Some time later she stood up to say goodbye. She saw that he was lying on his face. For one moment the slim spare body was lithe and graceful, and then he turned over. He heaved his chest against the sun and she saw the muscles of his thighs cramp and ripple as the legs thrust themselves outward, white and shadowless, in the long meadow grass.

‘I'll have to be going,' she said. ‘Goodbye.'

‘Swim made me terribly drowsy. I think I'll have a sleep,' he said. ‘Goodbye.'

She walked away up the field. She walked by the empty hot-houses, through the empty deserted gardens and past the empty house. She walked slowly, with long mannish strides, her head up. She was too far away now to hear the kingfisher, so like a small shrill echo of the tape-measure in the grass, and although her eyes were clear and quite awake, she did not seem to notice the emptiness and the silence everywhere. She was aware only of her heavy limbs on the flanks of the horse; and all along the avenue, unbearably sweet, the great scent of full summer in the limes.

The Major of Hussars

That summer we lived in the hotel on the lake below the mountains, and Major Martineau, the Major of Hussars, lived on the floor below us, in a room with a eucalyptus tree on the balcony.

The weather was very hot, and in the sunlight the lake sparkled like crusty golden glass and in the late afternoon the peaks of the Blümlisalp and the whole range of the Jungfrau glistened in the fine mountain air with fiery rosy snow. The major was very interested in the mountains, and we in turn were very interested in the major, a spare spruce man of nearly sixty who wore light shantung summer suits and was very studious of his appearance generally, and very specially of his smooth grey hair. He also had three sets of false teeth, of which he was very proud: one for mornings, one for evenings, and one for afternoons.

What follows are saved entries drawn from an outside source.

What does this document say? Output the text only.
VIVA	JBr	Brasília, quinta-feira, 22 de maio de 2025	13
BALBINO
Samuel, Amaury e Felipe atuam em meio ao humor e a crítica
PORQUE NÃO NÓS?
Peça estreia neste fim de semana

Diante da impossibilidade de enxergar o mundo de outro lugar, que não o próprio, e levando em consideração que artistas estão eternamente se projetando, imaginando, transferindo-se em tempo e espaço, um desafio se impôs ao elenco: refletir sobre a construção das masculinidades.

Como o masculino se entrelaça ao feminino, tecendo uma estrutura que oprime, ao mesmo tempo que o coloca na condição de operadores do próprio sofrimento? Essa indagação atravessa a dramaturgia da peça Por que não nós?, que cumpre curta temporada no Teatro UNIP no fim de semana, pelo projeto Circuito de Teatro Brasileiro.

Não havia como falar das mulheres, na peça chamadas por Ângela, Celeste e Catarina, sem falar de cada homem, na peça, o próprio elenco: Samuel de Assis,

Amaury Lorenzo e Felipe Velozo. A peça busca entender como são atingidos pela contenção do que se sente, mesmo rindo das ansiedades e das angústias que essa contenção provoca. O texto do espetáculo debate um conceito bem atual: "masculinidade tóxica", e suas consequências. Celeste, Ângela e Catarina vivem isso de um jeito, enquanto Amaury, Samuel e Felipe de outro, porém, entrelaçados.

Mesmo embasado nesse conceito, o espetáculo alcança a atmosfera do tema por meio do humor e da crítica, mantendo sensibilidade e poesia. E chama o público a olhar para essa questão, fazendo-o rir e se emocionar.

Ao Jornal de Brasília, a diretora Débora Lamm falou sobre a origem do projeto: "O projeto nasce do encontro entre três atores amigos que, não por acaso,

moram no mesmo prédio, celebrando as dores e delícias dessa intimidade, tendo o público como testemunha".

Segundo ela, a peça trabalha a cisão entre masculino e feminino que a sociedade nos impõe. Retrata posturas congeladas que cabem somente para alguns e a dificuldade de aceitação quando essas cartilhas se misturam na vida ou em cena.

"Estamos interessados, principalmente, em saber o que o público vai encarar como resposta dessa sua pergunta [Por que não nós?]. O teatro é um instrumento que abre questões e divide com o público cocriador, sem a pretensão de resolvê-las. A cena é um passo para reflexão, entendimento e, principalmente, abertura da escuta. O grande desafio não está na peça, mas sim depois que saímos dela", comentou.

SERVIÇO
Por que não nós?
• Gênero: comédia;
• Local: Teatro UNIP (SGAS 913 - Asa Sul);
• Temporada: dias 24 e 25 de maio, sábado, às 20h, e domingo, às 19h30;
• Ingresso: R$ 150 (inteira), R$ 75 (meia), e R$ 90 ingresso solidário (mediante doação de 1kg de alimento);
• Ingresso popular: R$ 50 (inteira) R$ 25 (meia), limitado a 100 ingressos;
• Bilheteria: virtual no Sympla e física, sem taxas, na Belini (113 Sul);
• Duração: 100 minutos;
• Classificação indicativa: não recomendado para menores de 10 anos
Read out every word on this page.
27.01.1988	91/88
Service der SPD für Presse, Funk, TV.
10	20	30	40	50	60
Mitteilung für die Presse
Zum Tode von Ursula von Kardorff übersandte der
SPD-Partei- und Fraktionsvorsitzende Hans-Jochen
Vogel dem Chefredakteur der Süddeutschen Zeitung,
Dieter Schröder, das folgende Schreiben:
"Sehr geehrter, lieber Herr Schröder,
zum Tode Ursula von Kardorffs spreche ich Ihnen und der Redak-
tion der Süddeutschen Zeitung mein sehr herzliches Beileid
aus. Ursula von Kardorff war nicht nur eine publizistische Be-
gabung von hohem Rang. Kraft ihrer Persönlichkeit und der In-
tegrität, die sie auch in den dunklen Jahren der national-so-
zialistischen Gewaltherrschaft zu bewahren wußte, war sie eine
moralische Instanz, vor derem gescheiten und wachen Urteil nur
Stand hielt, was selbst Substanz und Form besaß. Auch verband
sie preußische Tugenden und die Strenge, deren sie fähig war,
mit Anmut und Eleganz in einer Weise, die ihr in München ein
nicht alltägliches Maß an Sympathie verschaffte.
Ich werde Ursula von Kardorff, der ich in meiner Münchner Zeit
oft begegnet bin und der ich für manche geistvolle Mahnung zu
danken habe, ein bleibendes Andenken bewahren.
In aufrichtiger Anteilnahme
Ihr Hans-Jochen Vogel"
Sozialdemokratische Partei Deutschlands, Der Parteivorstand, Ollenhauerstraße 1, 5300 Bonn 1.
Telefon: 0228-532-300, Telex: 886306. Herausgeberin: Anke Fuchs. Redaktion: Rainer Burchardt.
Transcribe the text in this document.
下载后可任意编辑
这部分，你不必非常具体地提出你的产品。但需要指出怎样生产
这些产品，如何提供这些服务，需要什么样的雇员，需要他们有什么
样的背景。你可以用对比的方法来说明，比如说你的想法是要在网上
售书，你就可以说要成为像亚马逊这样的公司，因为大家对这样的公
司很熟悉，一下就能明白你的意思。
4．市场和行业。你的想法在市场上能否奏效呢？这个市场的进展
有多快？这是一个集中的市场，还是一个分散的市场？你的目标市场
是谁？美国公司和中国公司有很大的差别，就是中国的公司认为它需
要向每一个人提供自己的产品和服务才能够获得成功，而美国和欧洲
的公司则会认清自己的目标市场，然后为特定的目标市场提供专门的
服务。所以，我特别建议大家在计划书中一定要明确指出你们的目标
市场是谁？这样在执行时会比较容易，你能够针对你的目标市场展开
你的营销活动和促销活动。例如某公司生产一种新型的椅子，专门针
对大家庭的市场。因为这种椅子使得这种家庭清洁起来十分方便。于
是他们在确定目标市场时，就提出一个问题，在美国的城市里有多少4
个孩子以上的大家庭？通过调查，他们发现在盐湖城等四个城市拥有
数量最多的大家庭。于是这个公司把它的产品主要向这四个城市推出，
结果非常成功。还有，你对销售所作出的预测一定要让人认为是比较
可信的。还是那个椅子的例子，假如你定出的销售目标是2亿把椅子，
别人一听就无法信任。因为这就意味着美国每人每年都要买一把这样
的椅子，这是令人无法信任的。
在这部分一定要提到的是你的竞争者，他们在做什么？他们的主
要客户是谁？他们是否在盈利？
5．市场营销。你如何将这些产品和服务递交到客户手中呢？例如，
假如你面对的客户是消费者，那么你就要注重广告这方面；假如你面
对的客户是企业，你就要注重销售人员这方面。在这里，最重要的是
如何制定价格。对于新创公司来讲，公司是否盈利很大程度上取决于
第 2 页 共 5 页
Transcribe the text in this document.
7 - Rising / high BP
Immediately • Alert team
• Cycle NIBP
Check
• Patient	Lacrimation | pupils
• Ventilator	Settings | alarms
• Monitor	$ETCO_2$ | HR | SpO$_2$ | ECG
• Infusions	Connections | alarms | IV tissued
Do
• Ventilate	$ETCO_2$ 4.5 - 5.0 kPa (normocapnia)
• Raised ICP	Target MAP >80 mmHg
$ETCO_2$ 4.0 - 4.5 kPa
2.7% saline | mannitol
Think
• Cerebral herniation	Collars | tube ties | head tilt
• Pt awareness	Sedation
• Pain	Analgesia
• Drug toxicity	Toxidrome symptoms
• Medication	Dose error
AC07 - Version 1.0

We used to meet the major everywhere: on the terrace, where lunch was served under a long pergola of crimson and yellow roses, and from which you got a magnificent view of the snow caps; and then under the dark shade of chestnut trees on the lake edge, where coffee was served; and then at the tram terminus, where the small yellow trams started their journeys along the hot road by the lake and then on the white steamers that came up and down the lake, calling at all the little towns with proud peeps of the funnel whistle, several times a day. At all of these places there was the major, very spruce in cool shantung and always wearing the correct set of false teeth for the time of day, looking very correct, very English, and, we thought, very alone.

It must have been at the second or third of these meetings that he told us of his wife. ‘She'll be out from England any day now.' And at the fifth or sixth that he told us of his false teeth. ‘After all, one has several suits. One has several pairs of shoes. All excellent for rest and change. Why not different
sets of teeth?' It did not occur to me then that the teeth and his wife had anything to do with each other.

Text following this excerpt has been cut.